2007年06月14日
ANの価格、各地で最高値を記録
アジアと欧州で需給が一段と逼迫
【カテゴリー】:市況(海外、原料/樹脂/化成品)
【関連企業・団体】:なし

 AN(アクリロニトリル)の国際流通価格が各地で軒並み高騰してきた。6月渡し分の価格は中国、インド、欧州等の主要消費各地で過去最高値を記録している。アクリル繊維とABS樹脂の需要の拡大に供給力が追いつかない状態が続いていることによるもの。
 7〜9月期にはAN大手による定修が集中するので、今後需給の逼迫度合いが一段と深刻になる可能性が強く、このため市況は引き続き強含みで推移する公算強い。

 大手ANメーカーや商社筋の調べによると、最大消費国である中国の直近の輸入CFR価格はトン当たり1,740〜1,750ドルとなっている。
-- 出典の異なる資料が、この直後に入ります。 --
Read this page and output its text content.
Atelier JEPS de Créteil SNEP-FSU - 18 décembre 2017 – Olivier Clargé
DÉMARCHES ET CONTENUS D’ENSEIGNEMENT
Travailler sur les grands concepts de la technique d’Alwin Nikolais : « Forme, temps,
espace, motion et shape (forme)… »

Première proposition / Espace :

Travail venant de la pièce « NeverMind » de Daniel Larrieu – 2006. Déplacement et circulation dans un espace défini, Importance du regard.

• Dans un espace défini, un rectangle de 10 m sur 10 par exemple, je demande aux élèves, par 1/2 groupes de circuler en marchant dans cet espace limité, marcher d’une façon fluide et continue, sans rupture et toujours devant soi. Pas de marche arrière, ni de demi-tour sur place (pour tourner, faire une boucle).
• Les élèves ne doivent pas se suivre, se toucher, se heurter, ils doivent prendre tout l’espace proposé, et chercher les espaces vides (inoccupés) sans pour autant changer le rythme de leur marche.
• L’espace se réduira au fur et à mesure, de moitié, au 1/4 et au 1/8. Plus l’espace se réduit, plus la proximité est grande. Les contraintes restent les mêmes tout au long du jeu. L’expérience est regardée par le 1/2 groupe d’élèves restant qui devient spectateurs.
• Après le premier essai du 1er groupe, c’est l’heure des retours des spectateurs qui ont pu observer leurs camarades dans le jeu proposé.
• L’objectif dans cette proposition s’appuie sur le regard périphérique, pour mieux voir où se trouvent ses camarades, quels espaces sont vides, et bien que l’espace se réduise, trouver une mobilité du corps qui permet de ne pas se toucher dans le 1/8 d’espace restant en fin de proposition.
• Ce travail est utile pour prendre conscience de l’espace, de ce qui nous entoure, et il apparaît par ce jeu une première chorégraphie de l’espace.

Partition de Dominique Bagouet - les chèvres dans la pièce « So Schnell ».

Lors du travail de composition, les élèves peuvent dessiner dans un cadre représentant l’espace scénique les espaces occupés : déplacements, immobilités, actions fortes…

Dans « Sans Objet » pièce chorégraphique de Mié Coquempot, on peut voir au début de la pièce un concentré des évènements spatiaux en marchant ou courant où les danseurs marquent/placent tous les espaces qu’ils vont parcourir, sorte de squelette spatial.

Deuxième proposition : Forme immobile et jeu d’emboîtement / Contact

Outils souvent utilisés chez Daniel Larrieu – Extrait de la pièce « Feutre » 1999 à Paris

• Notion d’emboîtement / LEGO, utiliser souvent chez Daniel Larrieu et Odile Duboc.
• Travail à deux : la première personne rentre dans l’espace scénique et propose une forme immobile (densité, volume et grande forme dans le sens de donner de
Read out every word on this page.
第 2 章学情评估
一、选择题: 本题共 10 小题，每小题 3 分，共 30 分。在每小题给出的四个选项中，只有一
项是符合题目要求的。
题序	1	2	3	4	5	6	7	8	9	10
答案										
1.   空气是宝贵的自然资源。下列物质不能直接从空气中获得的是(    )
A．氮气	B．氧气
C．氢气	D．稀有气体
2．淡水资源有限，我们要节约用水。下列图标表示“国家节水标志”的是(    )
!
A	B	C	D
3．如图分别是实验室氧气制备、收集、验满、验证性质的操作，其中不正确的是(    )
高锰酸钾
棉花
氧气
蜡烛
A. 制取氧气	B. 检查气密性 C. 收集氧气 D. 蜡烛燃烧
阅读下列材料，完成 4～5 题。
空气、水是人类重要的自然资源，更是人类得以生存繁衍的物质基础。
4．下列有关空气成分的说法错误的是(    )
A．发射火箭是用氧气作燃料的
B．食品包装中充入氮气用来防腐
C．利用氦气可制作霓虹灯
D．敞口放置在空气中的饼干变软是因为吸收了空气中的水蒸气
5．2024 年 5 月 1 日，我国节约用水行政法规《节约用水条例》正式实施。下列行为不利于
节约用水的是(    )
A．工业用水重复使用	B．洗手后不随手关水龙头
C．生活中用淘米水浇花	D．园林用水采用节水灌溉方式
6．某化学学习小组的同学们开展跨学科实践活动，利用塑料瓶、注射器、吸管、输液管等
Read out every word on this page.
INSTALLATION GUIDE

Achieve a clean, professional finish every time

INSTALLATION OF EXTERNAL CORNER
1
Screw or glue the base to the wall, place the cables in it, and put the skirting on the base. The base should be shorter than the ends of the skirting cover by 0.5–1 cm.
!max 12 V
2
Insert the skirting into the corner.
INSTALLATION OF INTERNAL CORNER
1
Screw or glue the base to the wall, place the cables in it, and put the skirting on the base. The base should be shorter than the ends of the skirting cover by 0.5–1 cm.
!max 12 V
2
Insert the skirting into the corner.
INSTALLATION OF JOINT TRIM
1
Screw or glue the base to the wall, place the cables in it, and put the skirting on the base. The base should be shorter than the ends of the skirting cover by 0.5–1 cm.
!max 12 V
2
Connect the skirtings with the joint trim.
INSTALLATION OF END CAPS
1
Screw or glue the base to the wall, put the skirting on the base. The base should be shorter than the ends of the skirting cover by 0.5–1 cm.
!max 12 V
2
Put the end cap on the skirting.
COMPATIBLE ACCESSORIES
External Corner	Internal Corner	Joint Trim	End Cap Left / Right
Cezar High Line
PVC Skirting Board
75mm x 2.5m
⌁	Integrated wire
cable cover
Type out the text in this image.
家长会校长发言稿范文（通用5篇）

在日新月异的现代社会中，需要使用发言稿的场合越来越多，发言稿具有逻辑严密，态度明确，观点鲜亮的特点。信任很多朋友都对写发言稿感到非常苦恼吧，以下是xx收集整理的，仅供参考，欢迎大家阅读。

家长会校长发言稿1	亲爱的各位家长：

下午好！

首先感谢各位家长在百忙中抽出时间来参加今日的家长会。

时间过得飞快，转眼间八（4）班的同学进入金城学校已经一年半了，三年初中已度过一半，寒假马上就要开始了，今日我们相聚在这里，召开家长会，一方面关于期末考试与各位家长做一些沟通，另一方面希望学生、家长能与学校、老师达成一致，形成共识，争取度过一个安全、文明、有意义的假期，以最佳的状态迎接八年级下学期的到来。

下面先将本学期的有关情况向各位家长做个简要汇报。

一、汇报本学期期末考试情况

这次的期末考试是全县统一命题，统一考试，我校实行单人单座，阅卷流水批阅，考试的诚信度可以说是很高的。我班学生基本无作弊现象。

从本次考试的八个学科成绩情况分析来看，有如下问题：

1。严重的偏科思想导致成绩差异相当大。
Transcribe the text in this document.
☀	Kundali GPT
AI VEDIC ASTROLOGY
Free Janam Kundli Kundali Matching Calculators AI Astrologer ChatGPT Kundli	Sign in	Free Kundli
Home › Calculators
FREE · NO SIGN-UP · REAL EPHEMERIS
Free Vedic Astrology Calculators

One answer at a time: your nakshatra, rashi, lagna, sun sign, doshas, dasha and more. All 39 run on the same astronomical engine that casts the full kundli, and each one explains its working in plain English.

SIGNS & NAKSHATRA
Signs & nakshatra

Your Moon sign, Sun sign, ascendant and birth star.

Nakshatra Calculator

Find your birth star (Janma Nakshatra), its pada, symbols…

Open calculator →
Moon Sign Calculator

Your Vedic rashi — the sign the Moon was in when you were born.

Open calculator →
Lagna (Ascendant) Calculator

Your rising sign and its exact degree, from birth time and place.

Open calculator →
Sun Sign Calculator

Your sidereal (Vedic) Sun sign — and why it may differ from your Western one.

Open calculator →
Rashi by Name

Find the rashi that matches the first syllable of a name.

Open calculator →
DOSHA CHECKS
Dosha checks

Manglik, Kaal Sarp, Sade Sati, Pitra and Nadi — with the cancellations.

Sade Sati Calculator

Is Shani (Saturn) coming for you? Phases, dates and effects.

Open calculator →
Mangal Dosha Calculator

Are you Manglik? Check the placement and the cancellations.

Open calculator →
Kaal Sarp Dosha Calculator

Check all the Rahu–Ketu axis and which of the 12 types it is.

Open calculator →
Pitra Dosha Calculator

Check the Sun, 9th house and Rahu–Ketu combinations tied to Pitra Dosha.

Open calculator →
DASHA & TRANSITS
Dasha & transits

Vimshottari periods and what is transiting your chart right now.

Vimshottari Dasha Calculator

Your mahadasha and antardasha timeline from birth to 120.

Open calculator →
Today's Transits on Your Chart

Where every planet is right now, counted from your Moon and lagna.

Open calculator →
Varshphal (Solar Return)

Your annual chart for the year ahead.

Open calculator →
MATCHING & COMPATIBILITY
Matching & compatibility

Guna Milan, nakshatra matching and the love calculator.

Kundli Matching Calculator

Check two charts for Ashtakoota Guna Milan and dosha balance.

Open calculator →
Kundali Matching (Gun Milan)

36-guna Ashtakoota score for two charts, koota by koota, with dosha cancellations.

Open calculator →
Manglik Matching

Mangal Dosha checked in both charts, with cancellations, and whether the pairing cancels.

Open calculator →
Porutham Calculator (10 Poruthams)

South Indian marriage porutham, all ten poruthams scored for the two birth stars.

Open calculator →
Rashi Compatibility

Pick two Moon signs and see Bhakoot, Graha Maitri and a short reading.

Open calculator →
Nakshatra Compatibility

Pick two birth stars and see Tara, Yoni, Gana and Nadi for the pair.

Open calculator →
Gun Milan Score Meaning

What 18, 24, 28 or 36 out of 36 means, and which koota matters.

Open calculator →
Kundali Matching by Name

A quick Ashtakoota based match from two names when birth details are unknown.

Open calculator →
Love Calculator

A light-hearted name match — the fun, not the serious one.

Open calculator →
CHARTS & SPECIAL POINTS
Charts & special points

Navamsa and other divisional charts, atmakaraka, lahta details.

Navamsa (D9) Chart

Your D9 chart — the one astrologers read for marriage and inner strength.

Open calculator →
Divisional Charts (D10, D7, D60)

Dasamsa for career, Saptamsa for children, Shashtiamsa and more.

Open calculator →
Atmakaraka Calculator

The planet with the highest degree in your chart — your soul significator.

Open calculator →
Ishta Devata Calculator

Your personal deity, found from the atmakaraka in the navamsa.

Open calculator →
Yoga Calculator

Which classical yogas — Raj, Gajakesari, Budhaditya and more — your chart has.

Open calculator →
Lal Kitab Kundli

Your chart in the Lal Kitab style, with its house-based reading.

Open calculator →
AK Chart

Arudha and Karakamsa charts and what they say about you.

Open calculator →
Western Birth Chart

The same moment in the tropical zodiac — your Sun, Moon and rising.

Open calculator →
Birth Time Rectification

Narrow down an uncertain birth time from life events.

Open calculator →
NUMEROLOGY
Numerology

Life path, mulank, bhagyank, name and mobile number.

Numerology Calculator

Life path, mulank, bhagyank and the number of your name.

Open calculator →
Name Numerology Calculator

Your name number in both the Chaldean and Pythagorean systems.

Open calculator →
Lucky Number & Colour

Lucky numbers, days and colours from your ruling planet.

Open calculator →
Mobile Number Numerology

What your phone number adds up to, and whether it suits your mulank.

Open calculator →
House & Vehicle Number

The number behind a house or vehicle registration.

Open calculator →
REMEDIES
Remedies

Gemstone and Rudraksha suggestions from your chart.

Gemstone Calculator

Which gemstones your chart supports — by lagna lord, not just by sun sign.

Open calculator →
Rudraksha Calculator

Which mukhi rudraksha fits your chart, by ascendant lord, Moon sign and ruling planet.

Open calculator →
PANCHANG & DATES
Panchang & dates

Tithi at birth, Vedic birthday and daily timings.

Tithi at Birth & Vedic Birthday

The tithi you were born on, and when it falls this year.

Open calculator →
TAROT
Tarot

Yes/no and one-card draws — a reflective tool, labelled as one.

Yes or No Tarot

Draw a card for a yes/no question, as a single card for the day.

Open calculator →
一ヵ月前に比べると60ドル高い。欧州の平均CFR価格はさらに高く同1,800ドルに、またインドの輸入価格は同1,850ドルまで上がっている。

 欧州の輸入価格が中国以上に高くなっているのは、欧州域内の供給量がANメーカーの操業トラブルと定修による運休によって需要量を大幅に下回る状態が続き、不足分をカバーするため高額のフレートがかかる米国品を急遽手当てする需要家が続出する事態となったからと見られる。

 一方のインドの輸入価格の高騰は、これまで多くを占めていた米国品のかなりの部分が欧州に流れるようになったことで需給が一段と逼迫したことによるもの。

 ANの新・増設はしばらく世界全体で途絶えたままの状態が続く見通しにあり、一方アジア地域ではABS樹脂の増設ラッシュが始まっている。このままいくと世界全体のANの品不足は一段と深刻なものとなる。